Mittwochmorgen, halb zehn. Wie an allen Bürotagen, die ich mit Hund verbringe, habe ich das Auto am Stadion geparkt, und stehe nun mit Nell, die ungeduldig nach links und rechts schaut, um die einfahrende S-Bahn noch vor mir zu entdecken, am Gleis. Bis zum Hauptbahnhof sind es zwei Stationen, von dort aus nur ein kurzer Spaziergang durch das Bahnhofsviertel: Einen Block die Kaiserstraße entlang, über die Mosel- in die Münchener Straße. Nell kennt den Weg zur Agentur in- und auswendig. Nell liebt Bürotage. Ich bin mir da manchmal nicht so sicher.
Beim Einsteigen sehe ich sie schon: Sie sitzt alleine in einem Viererabteil, die gelockten Haare sind kurz geschnitten und im gleichen Ton gefärbt, wie der breite Rahmen der Brille, die, darauf möchte ich wetten, ihrem Gesicht einen jugendlichen Anstrich verpassen soll. Auf dem Schoß hält sie einen grauen Jutebeutel, den (das erkenne ich erst, als ich den Hund, der sich vor mir aufgeregt in die Leine hängt, in das gegenüberliegende Viererabteil bugsiere) ein dunkelblaues Paisleymuster ziert, das von der Baumwollhose, die sie zu schlammfarbenen Treckingsandalen trägt, dankbar aufgegriffen wird. Während sich der Hund, dessen Leine ich locker in der linken Hand halte, daran gibt, den Boden nach Brotkrumen und anderen Hinterlassenschaften früherer Fahrgäste abzusuchen, versuche ich, meinen Blick möglichst unauffällig in die entgegengesetzte Richtung zu dirigieren, um meiner Sitznachbarin, die ich kurzentschlossen Öko-Elke getauft habe (wobei ihr dazu eigentlich der handgeflochtene Weidenkorb aus dem letzten Manufactum-Katalog fehlt), zu signalisieren, das meine Kommunikationsbereitschaft nicht bloß gegen Null tendiert, sondern erst gar nicht gegeben ist. Öko-Elke scheint davon aber nichts mitbekommen zu haben, denn aus dem Augenwinkel beobachte ich, wie sie mit zunehmender Unruhe auf ihrem Sitz hin und her rutscht, und abwechselnd den Hund beim Brotkrumensuchen, dann wieder mich anlächelt. Kichernd! Einer Erstklässlerin gestehe ich so etwas gerne zu. Ihrer Lehrerin für Singen, Klatschen und Handarbeit (denn darum habe ich die Biografie von Öko-Elke mittlerweile erweitert) eher nicht. »Nun sag schon was«, denke ich, »dann haben wir das hinter uns«. Und genau das tut sie dann auch.

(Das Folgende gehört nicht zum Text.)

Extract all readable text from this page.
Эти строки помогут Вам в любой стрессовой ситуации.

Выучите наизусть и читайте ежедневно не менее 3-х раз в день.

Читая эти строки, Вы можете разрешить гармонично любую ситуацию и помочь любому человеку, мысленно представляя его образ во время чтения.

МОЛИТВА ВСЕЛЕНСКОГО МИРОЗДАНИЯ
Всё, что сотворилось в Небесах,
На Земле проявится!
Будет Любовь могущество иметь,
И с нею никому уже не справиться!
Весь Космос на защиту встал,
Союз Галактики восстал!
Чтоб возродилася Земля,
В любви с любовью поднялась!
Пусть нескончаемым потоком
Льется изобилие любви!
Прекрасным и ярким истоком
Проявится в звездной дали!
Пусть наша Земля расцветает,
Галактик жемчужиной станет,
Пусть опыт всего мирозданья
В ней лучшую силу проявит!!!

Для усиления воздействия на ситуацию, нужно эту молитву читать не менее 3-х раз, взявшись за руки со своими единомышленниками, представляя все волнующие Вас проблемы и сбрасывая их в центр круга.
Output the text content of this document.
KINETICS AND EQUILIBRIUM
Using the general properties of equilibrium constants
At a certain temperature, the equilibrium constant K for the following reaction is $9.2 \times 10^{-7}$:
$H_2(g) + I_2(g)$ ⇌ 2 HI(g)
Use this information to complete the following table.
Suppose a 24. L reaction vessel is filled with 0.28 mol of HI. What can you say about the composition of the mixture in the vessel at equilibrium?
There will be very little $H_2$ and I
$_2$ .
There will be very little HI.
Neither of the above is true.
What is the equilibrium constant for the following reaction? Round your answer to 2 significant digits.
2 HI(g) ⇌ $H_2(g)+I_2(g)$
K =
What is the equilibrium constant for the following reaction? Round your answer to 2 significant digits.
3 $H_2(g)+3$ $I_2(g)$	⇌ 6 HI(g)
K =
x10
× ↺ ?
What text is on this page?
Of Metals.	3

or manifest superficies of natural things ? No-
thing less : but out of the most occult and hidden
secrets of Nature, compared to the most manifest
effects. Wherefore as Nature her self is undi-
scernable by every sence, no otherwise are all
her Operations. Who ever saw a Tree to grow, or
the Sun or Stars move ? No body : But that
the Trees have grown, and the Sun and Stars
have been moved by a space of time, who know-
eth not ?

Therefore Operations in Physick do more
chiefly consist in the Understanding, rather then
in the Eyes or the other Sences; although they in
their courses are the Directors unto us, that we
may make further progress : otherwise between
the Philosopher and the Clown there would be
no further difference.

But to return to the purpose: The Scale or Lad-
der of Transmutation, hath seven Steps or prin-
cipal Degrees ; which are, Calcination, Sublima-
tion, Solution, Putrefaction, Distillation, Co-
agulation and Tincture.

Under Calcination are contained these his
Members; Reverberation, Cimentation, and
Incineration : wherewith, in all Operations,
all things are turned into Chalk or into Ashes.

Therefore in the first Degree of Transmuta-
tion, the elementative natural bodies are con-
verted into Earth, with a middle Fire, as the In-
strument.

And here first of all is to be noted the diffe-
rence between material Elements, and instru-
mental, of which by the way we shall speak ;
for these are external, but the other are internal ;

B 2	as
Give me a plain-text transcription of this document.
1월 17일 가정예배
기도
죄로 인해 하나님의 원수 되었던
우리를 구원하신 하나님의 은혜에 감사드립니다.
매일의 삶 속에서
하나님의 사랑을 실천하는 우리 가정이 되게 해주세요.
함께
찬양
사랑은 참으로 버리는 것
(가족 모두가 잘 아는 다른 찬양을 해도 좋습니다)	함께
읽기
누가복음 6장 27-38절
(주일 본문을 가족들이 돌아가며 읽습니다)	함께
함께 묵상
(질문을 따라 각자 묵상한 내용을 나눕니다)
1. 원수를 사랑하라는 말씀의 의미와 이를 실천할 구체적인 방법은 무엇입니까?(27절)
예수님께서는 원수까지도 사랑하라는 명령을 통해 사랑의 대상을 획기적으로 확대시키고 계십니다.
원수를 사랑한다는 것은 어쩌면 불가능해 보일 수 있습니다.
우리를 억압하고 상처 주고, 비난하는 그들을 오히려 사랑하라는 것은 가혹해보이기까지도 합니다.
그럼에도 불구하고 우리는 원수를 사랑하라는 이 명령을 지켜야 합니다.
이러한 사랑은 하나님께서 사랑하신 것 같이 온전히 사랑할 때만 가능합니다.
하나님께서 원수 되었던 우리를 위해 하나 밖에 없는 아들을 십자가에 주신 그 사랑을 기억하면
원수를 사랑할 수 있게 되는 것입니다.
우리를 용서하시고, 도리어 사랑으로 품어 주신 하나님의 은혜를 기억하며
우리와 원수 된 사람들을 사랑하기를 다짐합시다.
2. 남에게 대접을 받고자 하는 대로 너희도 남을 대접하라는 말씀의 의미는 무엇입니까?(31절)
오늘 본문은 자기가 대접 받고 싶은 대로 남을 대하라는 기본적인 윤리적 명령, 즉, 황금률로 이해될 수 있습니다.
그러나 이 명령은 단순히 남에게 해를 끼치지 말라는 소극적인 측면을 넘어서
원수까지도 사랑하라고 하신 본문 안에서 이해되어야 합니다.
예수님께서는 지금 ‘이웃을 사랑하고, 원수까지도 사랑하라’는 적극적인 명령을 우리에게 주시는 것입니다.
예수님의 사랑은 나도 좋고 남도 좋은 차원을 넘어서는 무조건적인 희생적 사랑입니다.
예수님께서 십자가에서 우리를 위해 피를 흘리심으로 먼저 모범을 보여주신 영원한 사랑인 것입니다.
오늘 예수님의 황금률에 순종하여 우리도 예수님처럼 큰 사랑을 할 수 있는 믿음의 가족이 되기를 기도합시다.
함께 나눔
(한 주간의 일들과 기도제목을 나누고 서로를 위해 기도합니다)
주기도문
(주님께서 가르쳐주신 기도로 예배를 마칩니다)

»Wie süß«, sagt sie, »was für eine Rasse ist das denn?«
»Border Collie«, antworte ich knapp.
Öko-Elke legt die Stirn in Falten und ich ahne bereits, was folgen wird. »Ich dachte immer, die sehen anders aus. Also, größer – und eher braun als schwarz. Nicht?«
Ich überlege kurz, was darauf zu antworten ist, und ziehe dann die mit Rassestandard überschriebene Rhetorikschublade auf, in der sich zuoberst ein Vortrag über die Farbvarietäten der Rasse befindet, der die Vielzahl möglicher Fellfarben aufzeigt, jedoch von klassischem Schwarz-Weiß spricht, und in meinen Ohren ziemlich allgemeinverständlich klingt. Vielleicht aber wirklich nur in meinen – die Falten auf der Stirn gegenüber sind nämlich immer noch da.
»Lassie sah aber anders aus«, sagt Öko-Elke und schaut mich mit zusammengekniffenen Augen an.
Manchmal ist es ja ganz amüsant, zu merken, dass die Leute, die man insgeheim für blöd hält, von einem selbst ganz ähnlich denken. Aber manchmal auch nicht. Der Gedanke, dass diese zusammengekniffenen Augen so etwas wie Geringschätzung implizieren, zieht mir völlig den Stecker, und ich bin versucht, meinen Geldbeutel hervorzuziehen und ihr mit meiner Visitenkarte vor der Nase herum zu wedeln: Wer eine Visitenkarte besitzt, auf der das VDH-Logo abgedruckt ist, der wird schon wissen, wovon er spricht (sic!). Stattdessen entscheide ich, wie so oft, gar nichts zu sagen, und warte stumm auf die nächste Haltestelle.
Öko-Elke grinst nun wieder den Hund an. Der kann schließlich nichts dafür, dass sein Herrchen blöd ist.